Zoom has now become the go-to video conferencing app since the coronavirus pandemic became all-embracing, but its continuing popularity has now brought much closer scrutiny. The US-based app allows people to sign up for free and talk remotely both with friends and colleagues, but deficiencies have now appeared in its privacy and security credentials. It was found to be sharing data with Facebook, and recently admitted that it doesn’t provide end-to-end encryption on video meetings.
Now the app has just become the subject of a class action lawsuit in California, the UK government defended using it for Cabinet meetings. The American lawsuit accusing the company of ‘improperly sharing personal data’ and was filed on Monday. It alleges that despite Zoom announcing its ‘appreciation for the importance of maintaining its users’ privacy,’ it includes coding in the Zoom app that allowed undisclosed sharing of personal information to Facebook and other third parties. The suit, obtained by DailyMail.com, states that information is shared when a user installs the Zoom app and each time it is opened.
That information includes the user’s mobile operating system type and version, the device time zone, model and unique advertising identifier that allows companies to target the user with specific advertising.
Meanwhile, a government spokeswoman defended Boris Johnson’s use of the app to conduct meetings during the coronavirus lockdown. Boris Johnson left his Zoom meeting ID visible (Twitter) ‘In the current unprecedented circumstances, the need for effective channels of communication is vital,’ the spokeswoman told BBC News. She then added that Zoom, which was founded in 2011 and has an HQ in San Jose, great advantage is that it is quick to set up between the varying systems used by different government departments.
ID number of Zoom Cabinet Meeting
Somewhat amusingly, the prime minister accidentally revealed the ID number for his Zoom meeting when he posted a picture of it online. He posted a picture with government ministers – including Dominic Raab, Michael Gove and Jacob Rees-Mogg – reminding the public to ‘stay at home, protect the NHS, save lives’ and people on Twitter quickly noticed the Tory leader left the Zoom meeting ID number in the top left corner of the screenshot, as well as the usernames of some ministers taking part.
A Downing Street spokesman said new IDs were being generated each time the software was used and No 10. is ‘following all necessary security procedures. He added: ‘I am happy to say with confidence we were satisfied it was secure’. How safe is Zoom?
Zoom is being examined by cyber security experts worldwide currently and many of them are explaining basic things that users can do to keep themselves safe. ‘Many controversies now exist around Zoom’s security and privacy, though it is extremely far from dominating the plethora of emerging security risks,’ said Ilia Kolochenko, founder & CEO of web security company ImmuniWeb. ‘Few attackers will ever bother to intercept Zoom communications, even fewer will extract any value from the alleged data sharing with Facebook. ‘Instead, they will bet on the skyrocketing number of poorly configured VPNs and RDP technologies, abandoned servers and unprotected cloud storage, exposed databases and shadow IT resources that widely open the door to companies’ crown jewels.

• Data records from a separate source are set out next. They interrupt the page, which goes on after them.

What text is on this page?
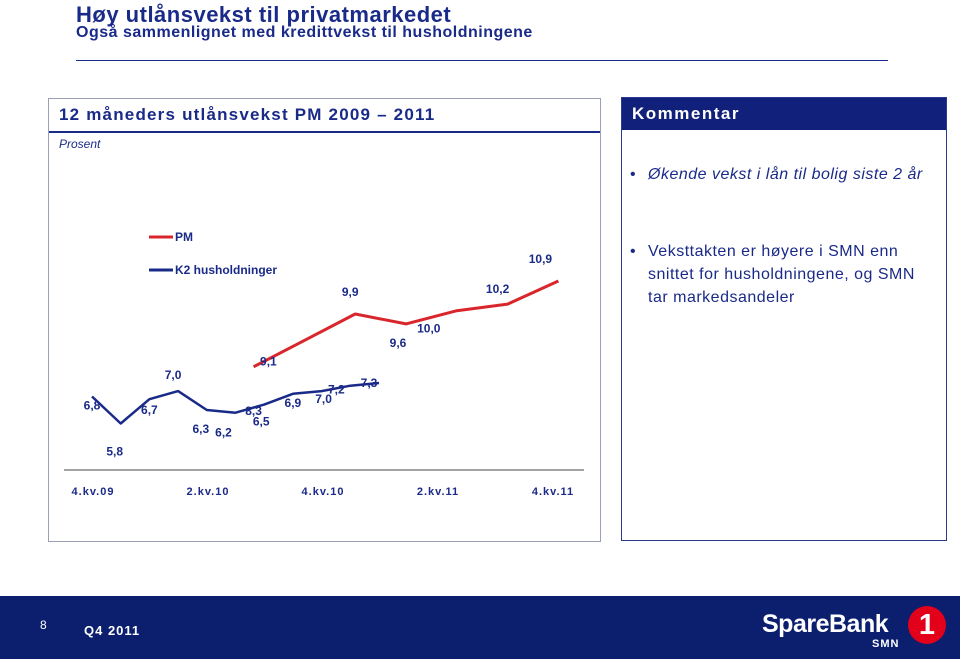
Høy utlånsvekst til privatmarkedet
Også sammenlignet med kredittvekst til husholdningene
12 måneders utlånsvekst PM 2009 – 2011
Prosent
4.kv.09	2.kv.10	4.kv.10	2.kv.11	4.kv.11
8,3
9,1
9,9
9,6
10,0
10,2
10,9
6,8
5,8
6,7
7,0
6,3 6,2
6,5
6,9 7,0
7,2 7,3
PM
K2 husholdninger
Kommentar
• Økende vekst i lån til bolig siste 2 år
• Veksttakten er høyere i SMN enn snittet for husholdningene, og SMN tar markedsandeler
8	Q4 2011	SpareBank
SMN
1
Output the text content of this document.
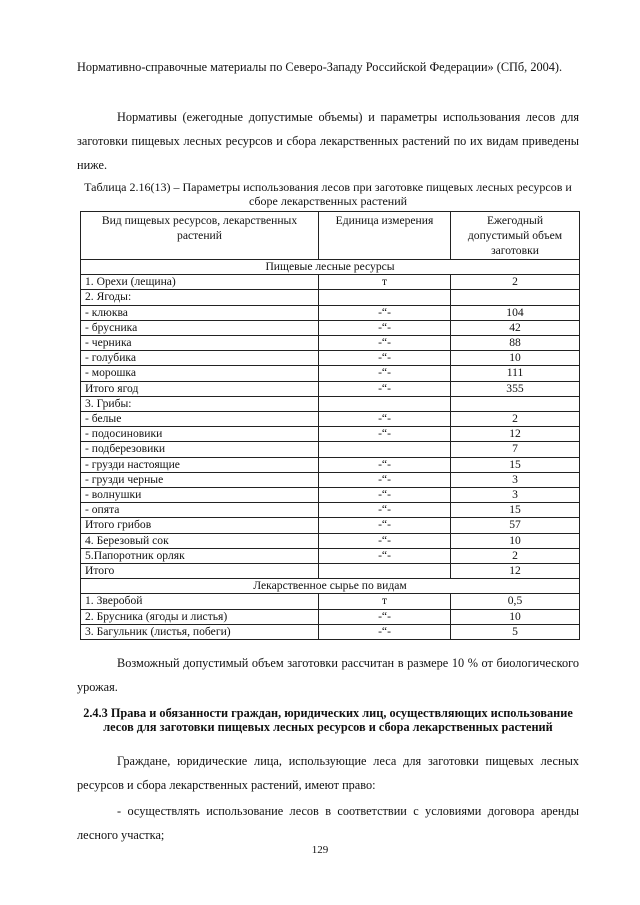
Нормативно-справочные материалы по Северо-Западу Российской Федерации» (СПб, 2004).
Нормативы (ежегодные допустимые объемы) и параметры использования лесов для заготовки пищевых лесных ресурсов и сбора лекарственных растений по их видам приведены ниже.
Таблица 2.16(13) – Параметры использования лесов при заготовке пищевых лесных ресурсов и сборе лекарственных растений
Вид пищевых ресурсов, лекарственных растений	Единица измерения	Ежегодный допустимый объем заготовки
Пищевые лесные ресурсы		
1. Орехи (лещина)	т	2
2. Ягоды:		
- клюква	-“-	104
- брусника	-“-	42
- черника	-“-	88
- голубика	-“-	10
- морошка	-“-	111
Итого ягод	-“-	355
3. Грибы:		
- белые	-“-	2
- подосиновики	-“-	12
- подберезовики		7
- грузди настоящие	-“-	15
- грузди черные	-“-	3
- волнушки	-“-	3
- опята	-“-	15
Итого грибов	-“-	57
4. Березовый сок	-“-	10
5.Папоротник орляк	-“-	2
Итого		12
Лекарственное сырье по видам		
1. Зверобой	т	0,5
2. Брусника (ягоды и листья)	-“-	10
3. Багульник (листья, побеги)	-“-	5
Возможный допустимый объем заготовки рассчитан в размере 10 % от биологического урожая.
2.4.3 Права и обязанности граждан, юридических лиц, осуществляющих использование лесов для заготовки пищевых лесных ресурсов и сбора лекарственных растений
Граждане, юридические лица, использующие леса для заготовки пищевых лесных ресурсов и сбора лекарственных растений, имеют право:
- осуществлять использование лесов в соответствии с условиями договора аренды лесного участка;
129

‘Others will hone their skills in large-scale phishing and BEC campaigns. Unfortunately, most of their attacks will likely be tremendously successful.’ He added ‘Since the commencement of the coronavirus, only a few organisations have successfully shifted all their workforce to securely work from home. ‘Those organisations are erecting emergency infrastructure around the clock to enable remote work, but frequently disregarding even the basic security and privacy aspects, let alone compliance with industry standards and internal policies that are ill-suited for such an unprecedented and devastating crisis.’
‘Organisations of all sizes should urgently update and promulgate among their employees information security policies, adopted to mitigate COVID19 risks and threats. ‘Once everyone has a clear and coordinated cybersecurity strategy, it is essential to implement continuous attack surface monitoring enhanced with surveillance of Dark Web that will likely show an unusual abundance of newly stolen data for sale. Employees’ security awareness programs, and IT asset discovery and management top the emergency To-Do list, being indispensable to secure businesses amid the havoc.’
After the emergency
Zoom has been a hugely beneficial resource for countless millions of people during this international emergency. We are no longer surprised at attending virtually a Church service, a funeral, a meeting with colleagues or clients, even a trial or morale boosting chatting & laughing session with mates from the Rugby Club, or between groups of ladies whose friendships are now long-distance.
As I personally now start to organise a monthly but now virtual Sci-Fi evening with friends this very evening, watching the same latest programmes simultaneously, should I worry that longer term I am compromising my future privacy & security in ways that non-specialists simply haven’t the remotest conception of?